BIOS601 AGENDA: Tuesday September 10, 2013
[updated Septemver 03, 2013]
Agenda for Tuesday Sept 10, 2013
- Discussion of issues
in JH's
Notes and assignment on C&H Ch01 [prob. Models] and Ch02 [conditional Prob. Model]
Answers to be handed in for:
Supplementary exercises 1.1, 1.2, 2.1, 2.2, 2.3, 2.4
Remarks:
Chapter 1 of C&H introduces some ways of looking at statistical
entities and concepts that you may not have met, as well as some
terminology that is used in a more specific way in epidemiology. You might want to
look at section 1 of JH's notes, from earlier years, on
Concepts involved in Occurrence Measures in Epidemiology.
JH's notes on Section 1.4 of C&H (and Supp. exercise 1.2)
are intended to 'shake you up a bit' and force you to think
outside the box as for how you used to estimate the parameters
of a simple linear regression. This model is usually
shown as a 2-parameter (slope, intercept) model, but JH has
deliberately reduced the model to a 1-parameter version,
with the "line" going through the origin [other examples
might be trying to estimate (from error-containing
measurements of the volumes of 2 spheres of different radii:
radii measured withut error!)
the constant in the relation:
Volume of a sphere = "some constant" times the cube of its diameter.]
The fewer the elements involved, the more chance there is to really
master the fundamentals and 'join the dots.'
Chapter 2 of C&H is -- to JH at least -- a very elegant and simple
and graphic way to introduce probabilities, and particularly
those that are linked to each other in time, or by
additional pieces of knowledge. And notice how many probabilities
of interest go from right to left, i.e., from after to before.
It is worthwhile to work through C&H's own exercises and then check
your answers agains the solutions they provide at the end of Ch 2.
Fig 2 in JH's Notes on Ch 2 has several simple but educational
examples showing the different 'directionalities'. It also
emphasizes that products of probabilities are like 'fractions of fractions'
but that sometimes, the probabilities depend on what has gone before,
and sometimes do not.
The 2 stories accompanying the Notes on section 2.2 should serve as a stark
and frightening reminder that P(theta|data) is a very different 'animal'
than P(data|theta) and that the consequences of mixing them can be enormous.
If you want a topical example, think of the difference between
P(A|B) and P(B|A), where A = the hypothesis that Higgs Boson particles exist,
and B = the bump in the curve.

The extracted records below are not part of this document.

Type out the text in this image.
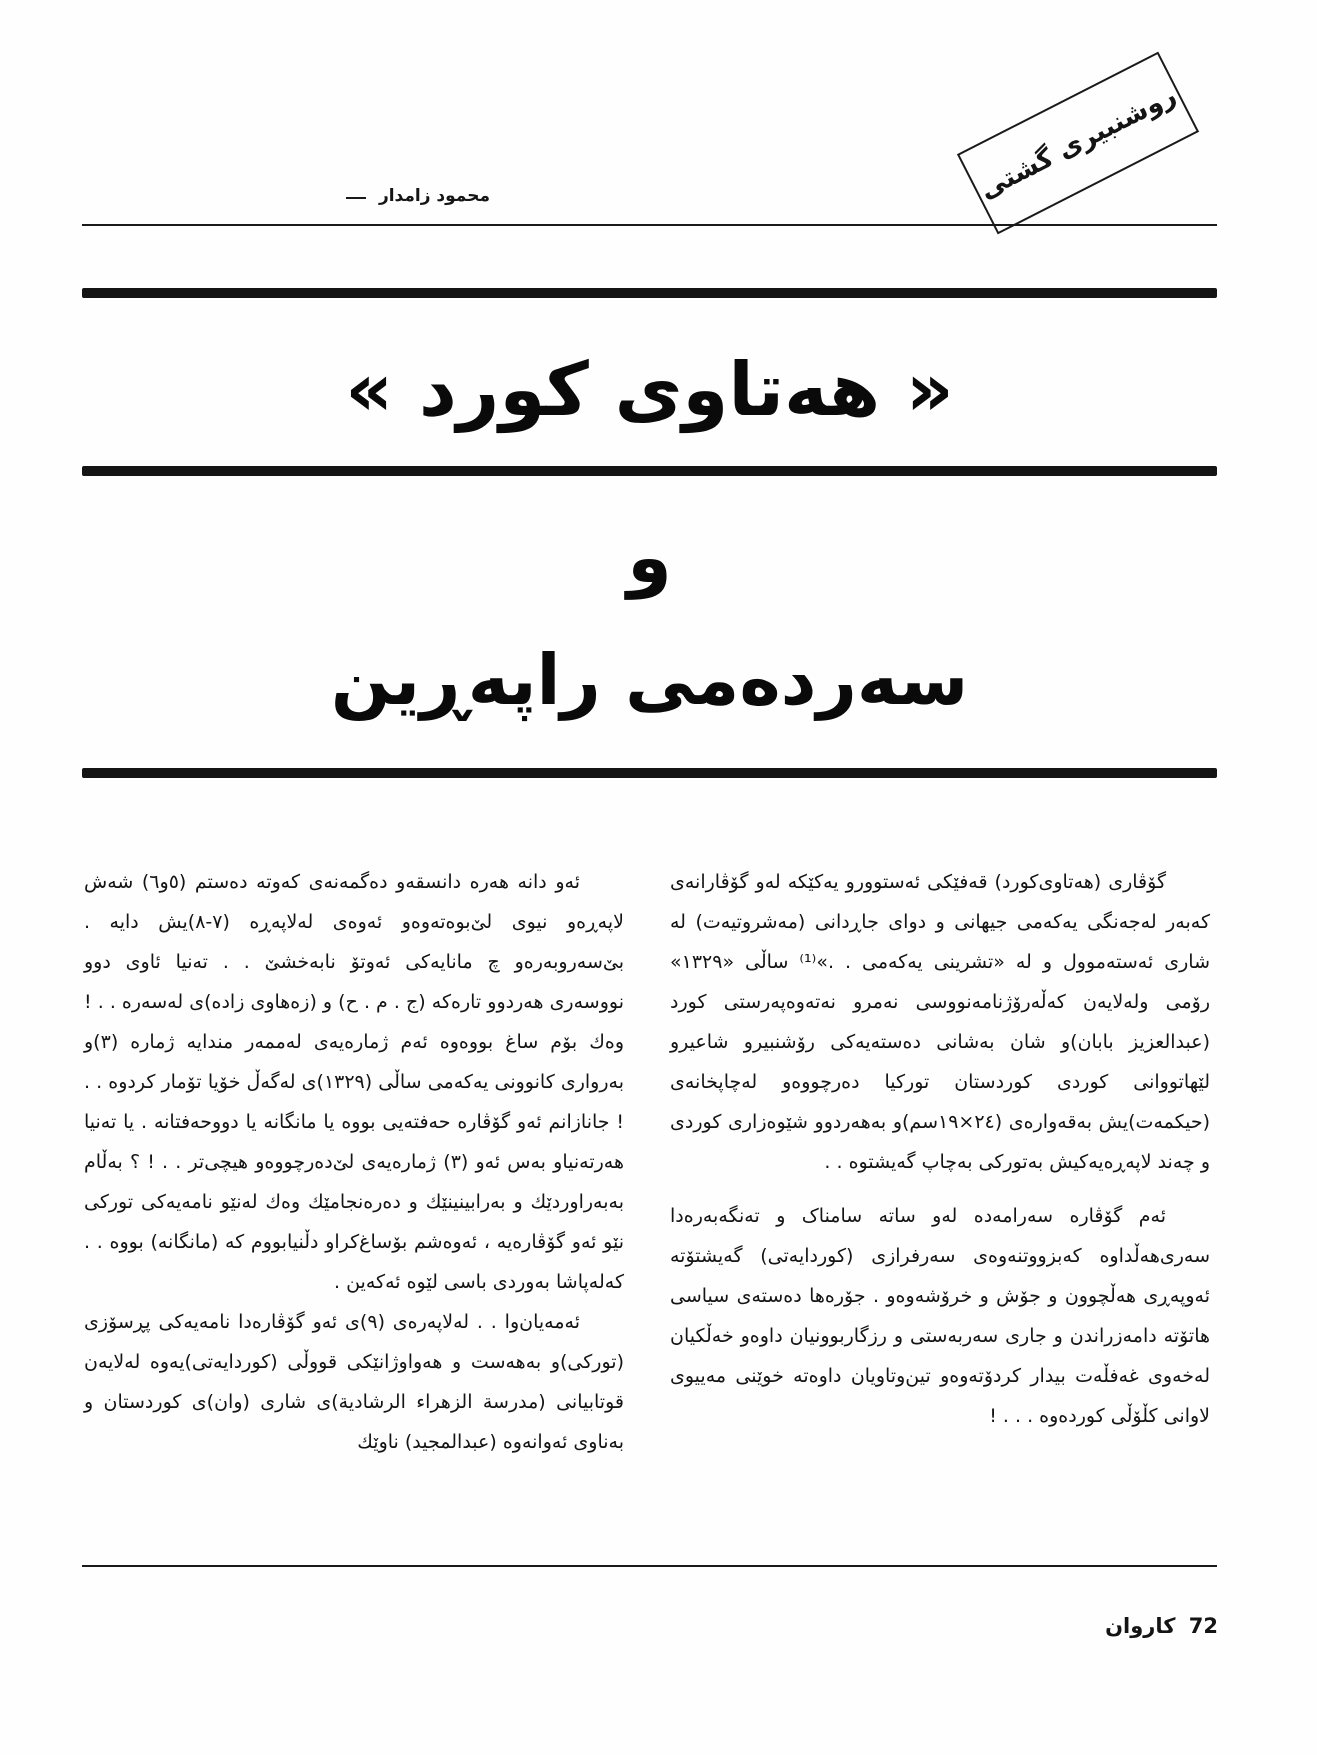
روشنبیری گشتی
محمود زامدار
« هەتاوی کورد »
و
سەردەمی راپەڕین

گۆڤاری (هەتاوی‌کورد) قەفێکی ئەستوورو یەکێکە لەو گۆڤارانەی کەبەر لەجەنگی یەکەمی جیهانی و دوای جاڕدانی (مەشروتیەت) لە شاری ئەستەموول و لە «تشرینی یەکەمی . .»⁽¹⁾ ساڵی «١٣٢٩» رۆمی ولەلایەن کەڵەرۆژنامەنووسی نەمرو نەتەوەپەرستی کورد (عبدالعزیز بابان)و شان بەشانی دەستەیەکی رۆشنبیرو شاعیرو لێهاتووانی کوردی کوردستان تورکیا دەرچووەو لەچاپخانەی (حیکمەت)یش بەقەوارەی (٢٤×١٩سم)و بەهەردوو شێوەزاری کوردی و چەند لاپەڕەیەکیش بەتورکی بەچاپ گەیشتوە . .

ئەم گۆڤارە سەرامەدە لەو ساتە سامناک و تەنگەبەرەدا سەری‌هەڵداوە کەبزووتنەوەی سەرفرازی (کوردایەتی) گەیشتۆتە ئەوپەڕی هەڵچوون و جۆش و خرۆشەوەو . جۆرەها دەستەی سیاسی هاتۆتە دامەزراندن و جاری سەربەستی و رزگاربوونیان داوەو خەڵکیان لەخەوی غەفڵەت بیدار کردۆتەوەو تین‌وتاویان داوەتە خوێنی مەییوی لاوانی کڵۆڵی کوردەوە . . . !

ئەو دانە هەرە دانسقەو دەگمەنەی کەوتە دەستم (٥و٦) شەش لاپەڕەو نیوی لێ‌بوەتەوەو ئەوەی لەلاپەڕە (٧-٨)یش دایە . بێ‌سەروبەرەو چ مانایەکی ئەوتۆ نابەخشێ . . تەنیا ئاوی دوو نووسەری هەردوو تارەکە (ج . م . ح) و (زەهاوی زادە)ی لەسەرە . . ! وەك بۆم ساغ بووەوە ئەم ژمارەیەی لەممەر مندایە ژمارە (٣)و بەرواری کانوونی یەکەمی ساڵی (١٣٢٩)ی لەگەڵ خۆیا تۆمار کردوە . . ! جانازانم ئەو گۆڤارە حەفتەیی بووە یا مانگانە یا دووحەفتانە . یا تەنیا هەرتەنیاو بەس ئەو (٣) ژمارەیەی لێ‌دەرچووەو هیچی‌تر . . ! ؟ بەڵام بەبەراوردێك و بەرابینینێك و دەرەنجامێك وەك لەنێو نامەیەکی تورکی نێو ئەو گۆڤارەیە ، ئەوەشم بۆساغ‌کراو دڵنیابووم کە (مانگانە) بووە . . کەلەپاشا بەوردی باسی لێوە ئەکەین .

ئەمەیان‌وا . . لەلاپەرەی (٩)ی ئەو گۆڤارەدا نامەیەکی پڕسۆزی (تورکی)و بەهەست و هەواوژانێکی قووڵی (کوردایەتی)یەوە لەلایەن قوتابیانی (مدرسة الزهراء الرشادیة)ی شاری (وان)ی کوردستان و بەناوی ئەوانەوە (عبدالمجید) ناوێك

72 کاروان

Btw, JH likes
to label the elements in what appears to be the best 'logical' or
'chronological' or 'causal' order, i.e., A -> B, but notices
that many textbooks teach the concepts using arbitrary letters.
JH's notes on Section 2.3 have a genetics (haemophilia) example that is
still very relevant. But, since he first encountered it 40 years ago,
medical science has advanced , and so one doesn't not now need to wait
until the woman has one or more offspring before learning about her carrier status.
JH would be grateful for a different example where one would still
need to wait.
At a debate a few years ago, JH came up with the challenge of
estimating/judging a person's age from various pieces of information.
You might like to take a quick look at
the
example & pieces of information provided
Supplementary Exercise 2.2 ('The Monty Hall Problem') can be very frustrating
and is easily misunderstood. JH has had to break up
fights between people who are over-confident but under-listening.
Key is the fact that Monty Hall KNOWS
which door contains which: sometimes (how often?)
he has a choice of 2 doors that he could open
to reveal nothing, and sometimes (how often?)
he only has 1 choice.
In Exercise 2.3, it is equally important to be precise as to the
information provided.
In Exercise 2.4, we have another good example of the difference between P(H|data)
and P(data|H). Notice here that we are not examining a range of possible
H's, just 2 specific H's. Notice further that in the Bayesian approach we do not consider
data values that have not been observed; in contrast, the p-value does consider data values
that have not been observed (we should not call such unobserved values 'data', but
rather, potential data values.
JH finds that diagrams, especially 'tree' diagrams, can be very
helpful in these types of problems, and again when we revisit the Binomial.